As the midpoint of the United Nations Decade for People of African Descent, 2020 offers engaged citizens a useful inflection point to assess progress on key policy concerns for communities of African descent across Canada. Despite the Government of Canada’s early reluctance to acknowledge the Decade, and the belated acknowledgement by federal and provincial leaders of the persistence of anti-Black racism, we arrive into this new decade with the health and wellbeing of Black Canadians under more scrutiny than ever before.
What we find when we peer into the microscope and focus on Canada’s health systems is a work in progress: an uneven blend of institutions who acknowledge discrimination in health service provision and policymaking but act with a lack of urgency in attempting to remedy systemic discrimination. Policymakers often still fall into the trap of reducing discussions of racism in health systems to a challenge of individual bad behaviour rather than confronting the larger issue: an uneven and unjust distribution of ill health along racial lines. Initiatives like cultural competency training and increased diversity among organizational leaders are important, but they only scratch the surface of the challenges that Black Canadians face with health inequities – and that is if health authorities even venture to take these initiatives seriously.

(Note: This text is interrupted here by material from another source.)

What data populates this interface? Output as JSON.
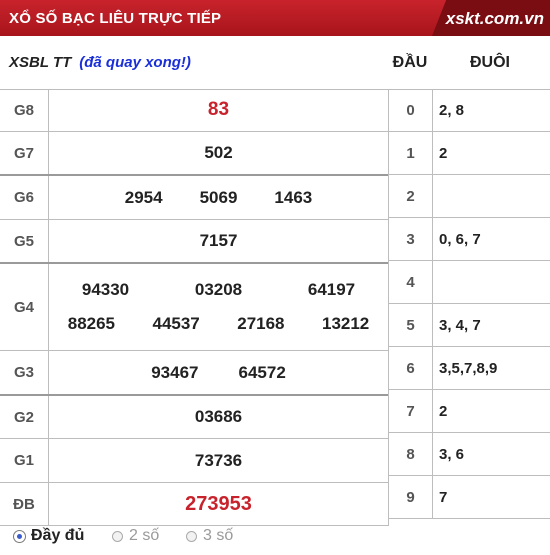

What is needed is a complete overhaul of the processes that provincial governments use to develop and implement health policy.
One of many reasons for the neglect of racial health inequities across the country has been the lack of disaggregated race-based health data that could further illustrate the extent to which racism affects the health and healthcare of Black Canadians. Without data to better describe the extent of health inequities for Black Canadians, policy progress is tenuous. Individual experiences of discrimination, similar to those highlighted above, are ignored or removed from their broader systemic context. System-wide challenges of low service utilization and increased rates of chronic disease including hypertension and diabetes among people of African descent can be explained away due to other contextual factors. The lack of urgency within governments about health inequities becomes, in this framing, understandable. It is indicative of the processes of social and economic exclusion that underpin racism as a “fundamental cause” of health inequities (Williams, Lawrence, & Davis, 2019).
The importance of disaggregated data collection for African Canadian communities applies to contexts broader than health – policing, education, environmental policy and more are all affected by processes of aggregation. We must be careful, however, to avoid the mistake of suggesting that the findings of this data may be more valid than the experiences and advocacy of community members. Doing so would simply reproduce the processes of exclusion that already exist. Moreover, the data that does exist largely confirms and doubles-down upon the suspicions and lived experiences that community members have been discussing for years.
This data collection is, nonetheless, a vital step for governments that are ready to take the concerns and experiences of Black Canadians seriously. When paired with long-term, authentic processes of engagement and policy co-design, this step could mark a decade of true reform. Recognition is not enough – the tools to dismantle health inequities already exist. It is high time that we begin to use them.